The (Boundaries of) the Instrumentalisation of Private International Law by the European Institutions
9 Pages Posted: 24 Aug 2014 Last revised: 25 Aug 2014
Date Written: June 5, 2014
Abstract
Where European institutions (the European legislator or the Court of Justice) get involved in PIL, PIL might (also) be assessed in the light of European objectives. Is PIL, thus, evolving into a policy instrument? Two case-studies could be analysed from this perspective: international labour law (with focus on intra-community cross-border situations) and corporate social responsibility (with focus on environmental pollution outside Europe). What interests can or may PIL serve in these areas at the end of the day, and what should be the limits?
Short presentation: Under the influence of the German PIL scholar Von Savigny, continental European PIL has of old been set up as a neutral and apolitical reference system: the classical PIL paradigm implies that, independent of any legal political consideration or policy objective, the law applied to an international legal relationship is the law most closely connected to that legal relationship.
Modern trends have by now also entered continental European PIL, trends such as honouring the principle of party autonomy, the favour principle, the protection principle, trends to take into account rules of semi-public law – whereby one sometimes speaks of manifestations of “governmental interest analysis.” Where these trends have gained acceptance, PIL has in various ways rid itself of the dogma of neutrality, albeit mostly still in a rather modest manner.
But moreover: fairly recently the sensational development of the Europeanisation of PIL has taken place. In this process of Europeanisation, PIL rules are increasingly being formed at European level instead of traditionally at national level. Where European institutions get involved in PIL, PIL might (also) be assessed in the light of European objectives such as promoting the European freedom of the free movement of persons, non-discrimination of EU citizens, European citizenship etc. After all, the promulgation as such of PIL regulations seems to be (also) inspired by the purpose of stimulating European freedoms, in the first instance by increasing predictability and foreseeability by harmonizing the PIL rules; moreover, specific rules of those regulations appear to have been explicitly promulgated with a view to specific policy objectives – for instance Article 7 Rome II Regulation whose theme is the fight against international environmental pollution. Moreover, both the interpretation of the rules of those regulations by the Court of Justice and the testing of the conformity of national PIL rules with European law take place (also) with a view to the promotion of European objectives, whereby the European fundamental freedoms play an important role. In this process of Europeanisation, PIL is thus made instrumental to “European” objectives, by which the character of “neutrality” of PIL seems to get lost in a rather radical way.
In these dynamics, the question raises if a “regulating” role can be assigned to PIL. But which governance role is then in store for European PIL, both in a European context and in a general context of globalisation?
De facto, it is already so that the manner in which PIL is regulated – and the level at which this happens – has in any case effect on, for instance, the possibilities for victims of environmental pollution (pollution which has occurred both inside and outside Europe) for having recourse against European multinationals.
Questions arise as regards future developments of PIL.

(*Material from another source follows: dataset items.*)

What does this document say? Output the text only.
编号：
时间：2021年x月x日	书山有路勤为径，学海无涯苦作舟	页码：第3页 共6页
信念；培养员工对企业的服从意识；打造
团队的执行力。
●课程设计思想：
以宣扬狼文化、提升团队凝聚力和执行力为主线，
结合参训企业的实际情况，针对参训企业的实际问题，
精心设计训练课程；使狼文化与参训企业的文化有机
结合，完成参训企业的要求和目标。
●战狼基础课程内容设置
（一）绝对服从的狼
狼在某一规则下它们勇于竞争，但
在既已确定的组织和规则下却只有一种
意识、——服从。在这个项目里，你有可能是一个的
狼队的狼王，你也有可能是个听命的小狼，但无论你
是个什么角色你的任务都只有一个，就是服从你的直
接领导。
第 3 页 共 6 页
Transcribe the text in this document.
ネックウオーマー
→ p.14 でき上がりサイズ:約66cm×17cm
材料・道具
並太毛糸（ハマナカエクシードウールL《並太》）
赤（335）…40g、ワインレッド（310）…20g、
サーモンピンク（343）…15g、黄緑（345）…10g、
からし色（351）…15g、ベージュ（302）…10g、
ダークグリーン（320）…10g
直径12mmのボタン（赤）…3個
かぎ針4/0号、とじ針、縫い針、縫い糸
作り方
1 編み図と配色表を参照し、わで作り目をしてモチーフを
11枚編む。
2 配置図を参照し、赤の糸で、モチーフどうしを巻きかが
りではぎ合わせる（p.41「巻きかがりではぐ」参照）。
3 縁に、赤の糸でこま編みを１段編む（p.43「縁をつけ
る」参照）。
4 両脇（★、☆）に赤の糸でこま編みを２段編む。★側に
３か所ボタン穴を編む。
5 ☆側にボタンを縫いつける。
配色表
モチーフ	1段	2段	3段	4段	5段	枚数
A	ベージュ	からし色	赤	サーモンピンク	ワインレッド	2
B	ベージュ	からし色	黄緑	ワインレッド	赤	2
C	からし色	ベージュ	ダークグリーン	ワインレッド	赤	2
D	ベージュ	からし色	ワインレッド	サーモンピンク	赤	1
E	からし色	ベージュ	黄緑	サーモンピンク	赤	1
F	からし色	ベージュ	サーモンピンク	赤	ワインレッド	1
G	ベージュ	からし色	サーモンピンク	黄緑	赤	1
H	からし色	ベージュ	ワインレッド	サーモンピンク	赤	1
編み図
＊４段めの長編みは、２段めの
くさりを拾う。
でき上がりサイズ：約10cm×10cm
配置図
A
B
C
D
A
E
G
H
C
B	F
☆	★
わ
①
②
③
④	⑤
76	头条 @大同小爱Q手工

In the current situation, PIL is in an interplay of forces. Occasionally, “old” and “new” PIL incentives match each other well but, at other times, they are in conflict. Sometimes European fundamental freedoms themselves also seem to exercise an internally contradictory effect of PIL rules – see the problems of international posting and the pressure in that respect from the freedom of movement of services and the freedom of movement of persons.
What position should PIL assume towards the forces that are currently at play and towards the attempts to instrumentalise PIL in one way or another? To what extent is it desirable, legitimate and feasible to make PIL subservient to all kinds of policy motives which play a role at national and/or at supranational level? To what extent is PIL suitable for instrumental use c.q. must the foundations of PIL in this respect be guarded against impairment?
Two case-studies could be studied from this perspective: PIL-aspects of social corporate responsibility (with a focus on international environment pollution which has occurred outside Europe) and PIL-aspects of labour law (with a focus on posting workers from Eastern to Western European Member States).
To what extent does PIL adopt a “neutral” position in these areas; to what extent can or should European PIL adopt a “neutral” position in these areas?
Suppose the dogma of “neutral PIL” is abandoned, which precise objectives might or could then be at importance in the instrumentalisation of PIL – what interests can or may PIL serve at the end of the day? – and how should its relative weight be estimated? And how precisely can PIL facilitate or complicate the achievement of these objectives?
Is there also, ultimately, an objective of “social justice” to be taken into account: has PIL, ultimately, an instrumental role to play in guaranteeing c.q. achieving “social justice”?